La BCE redoute de voir l'euro monter trop haut

18 Août, 2017, 06:43 | Auteur: Nathanaël Gerin
  • La BCE veut éviter à tout prix un éventuel emballement de l’euro

À Paris, l'indice CAC 40 a reculé de 0,57% (-29,76 points) à 5.146,85 points.

L'indice EuroStoxx 50 a cédé 0,65%, le FTSEurofirst 300 0,59% et le Stoxx 600 0,59% également.

De son côté, le dollar s'appréciait jeudi mais restait soumis à la prudence des cambistes au lendemain de la publication du compte-rendu de la réunion de fin juillet du Comité de politique monétaire (FOMC) de la Réserve fédérale américaine (Fed). Conscient de ce risque, elle a décidé de ne pas modifier son engagement à poursuivre sa politique de soutien à l'économie.

Vers 16H00 GMT, la monnaie britannique montait face à l'euro, à 91,07 pence pour un euro, après avoir atteint la veille 91,43 pence, son niveau le plus faible depuis le 7 octobre 2016, date à laquelle elle était tombée à un plus bas en plus de sept ans et demi.

Le dollar aussi baissait face à la monnaie japonaise, à 109,87 yens pour un dollar contre 110,20 yens mercredi soir.

Comme aucune discussion sur un changement de cap de la politique monétaire n'a eu lieu en juillet, le débat à ouvrir, en se concentrant sur un possible retrait des achats d'actifs sur le marché, après leur terme fixé à fin 2017, se tiendra "à l'automne", indique le compte-rendu.
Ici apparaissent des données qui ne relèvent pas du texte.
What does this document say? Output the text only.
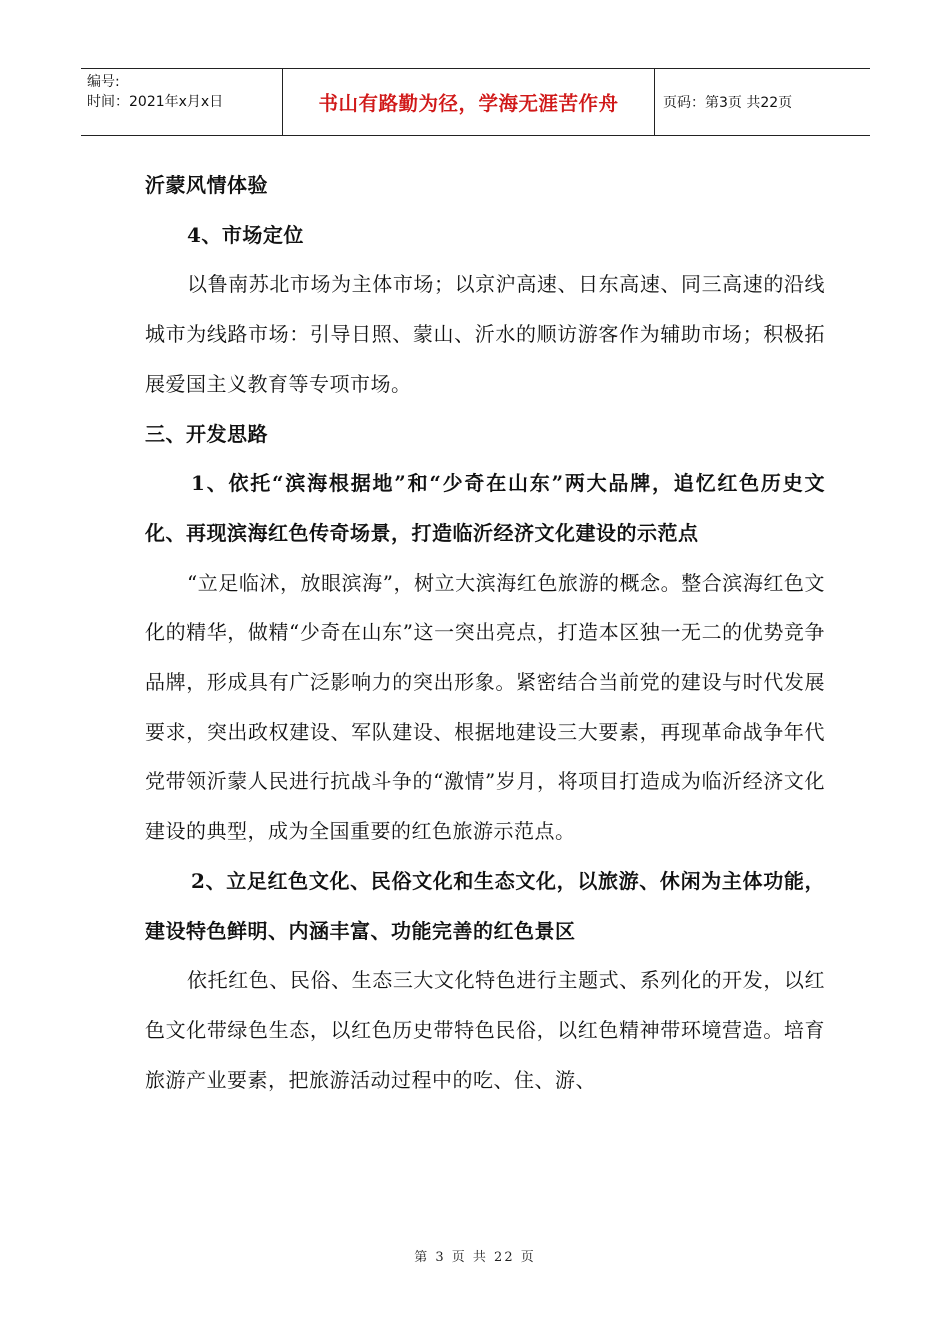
编号:
时间：2021年x月x日	书山有路勤为径，学海无涯苦作舟	页码：第3页 共22页

沂蒙风情体验

4、市场定位

以鲁南苏北市场为主体市场；以京沪高速、日东高速、同三高速的沿线城市为线路市场：引导日照、蒙山、沂水的顺访游客作为辅助市场；积极拓展爱国主义教育等专项市场。

三、开发思路

1、依托“滨海根据地”和“少奇在山东”两大品牌，追忆红色历史文化、再现滨海红色传奇场景，打造临沂经济文化建设的示范点

“立足临沭，放眼滨海”，树立大滨海红色旅游的概念。整合滨海红色文化的精华，做精“少奇在山东”这一突出亮点，打造本区独一无二的优势竞争品牌，形成具有广泛影响力的突出形象。紧密结合当前党的建设与时代发展要求，突出政权建设、军队建设、根据地建设三大要素，再现革命战争年代党带领沂蒙人民进行抗战斗争的“激情”岁月，将项目打造成为临沂经济文化建设的典型，成为全国重要的红色旅游示范点。

2、立足红色文化、民俗文化和生态文化，以旅游、休闲为主体功能，建设特色鲜明、内涵丰富、功能完善的红色景区

依托红色、民俗、生态三大文化特色进行主题式、系列化的开发，以红色文化带绿色生态，以红色历史带特色民俗，以红色精神带环境营造。培育旅游产业要素，把旅游活动过程中的吃、住、游、

第 3 页 共 22 页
Wall Street perdait entre 0,6% et 0,9% à la clôture en Europe.

La monnaie américaine a été également ébranlée par de nouvelles difficultés politiques pour Donald Trump qui a soulevé un nouveau tollé en s'exprimant sur les violences à Charlottesville et en renvoyant dos à dos extrémistes de droite et contre-manifestants. La monnaie suisse montait face à l'euro, à 1,1288 franc pour un euro, comme face au dollar, à 0,9628 franc pour un dollar.

"Ce serait préoccupant si Gary Cohn décidait de se mettre à l'abri comme l'ont fait de nombreux PDG car il serait très difficile de faire avancer les réformes en faveur de la croissance [promises par Trump lors de la campagne]", déclare Art Hogan, chargé de la stratégie chez Wunderlich Securities.
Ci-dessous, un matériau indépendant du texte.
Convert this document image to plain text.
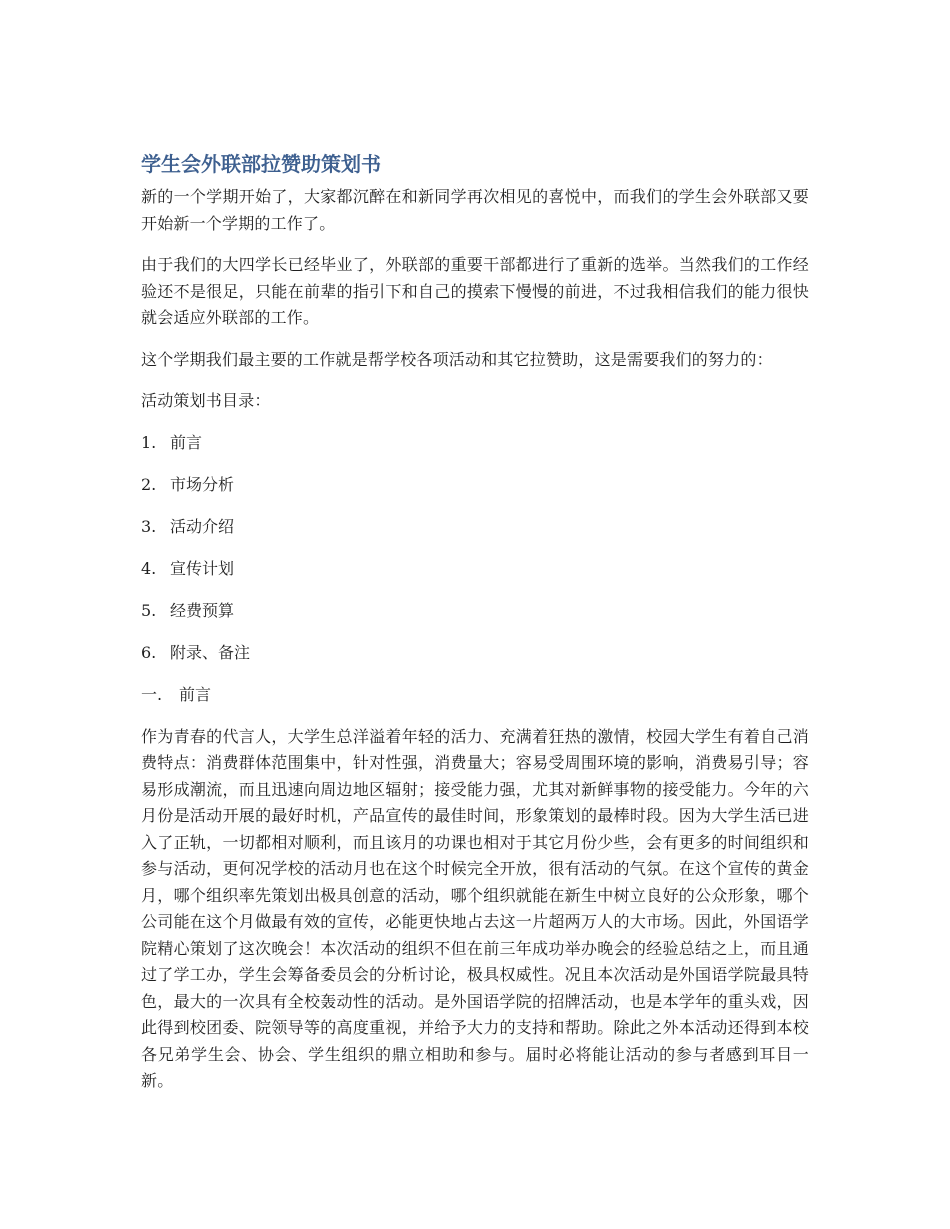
学生会外联部拉赞助策划书

新的一个学期开始了，大家都沉醉在和新同学再次相见的喜悦中，而我们的学生会外联部又要开始新一个学期的工作了。

由于我们的大四学长已经毕业了，外联部的重要干部都进行了重新的选举。当然我们的工作经验还不是很足，只能在前辈的指引下和自己的摸索下慢慢的前进，不过我相信我们的能力很快就会适应外联部的工作。

这个学期我们最主要的工作就是帮学校各项活动和其它拉赞助，这是需要我们的努力的：

活动策划书目录：

1. 前言
2. 市场分析
3. 活动介绍
4. 宣传计划
5. 经费预算
6. 附录、备注
一.	前言

作为青春的代言人，大学生总洋溢着年轻的活力、充满着狂热的激情，校园大学生有着自己消费特点：消费群体范围集中，针对性强，消费量大；容易受周围环境的影响，消费易引导；容易形成潮流，而且迅速向周边地区辐射；接受能力强，尤其对新鲜事物的接受能力。今年的六月份是活动开展的最好时机，产品宣传的最佳时间，形象策划的最棒时段。因为大学生活已进入了正轨，一切都相对顺利，而且该月的功课也相对于其它月份少些，会有更多的时间组织和参与活动，更何况学校的活动月也在这个时候完全开放，很有活动的气氛。在这个宣传的黄金月，哪个组织率先策划出极具创意的活动，哪个组织就能在新生中树立良好的公众形象，哪个公司能在这个月做最有效的宣传，必能更快地占去这一片超两万人的大市场。因此，外国语学院精心策划了这次晚会！本次活动的组织不但在前三年成功举办晚会的经验总结之上，而且通过了学工办，学生会筹备委员会的分析讨论，极具权威性。况且本次活动是外国语学院最具特色，最大的一次具有全校轰动性的活动。是外国语学院的招牌活动，也是本学年的重头戏，因此得到校团委、院领导等的高度重视，并给予大力的支持和帮助。除此之外本活动还得到本校各兄弟学生会、协会、学生组织的鼎立相助和参与。届时必将能让活动的参与者感到耳目一新。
A Paris, Société générale a signé la plus forte baisse du CAC 40, (-2,32%). Crédit agricole recule de 0,94% et BNP Paribas de 0,92%.

A l'inverse, Veolia a gagné 1%.

Les cours du pétroles repartent à la hausse sur des anticipations d'une importante diminution des réserves de brut du terminal de Cushing (Oklahoma).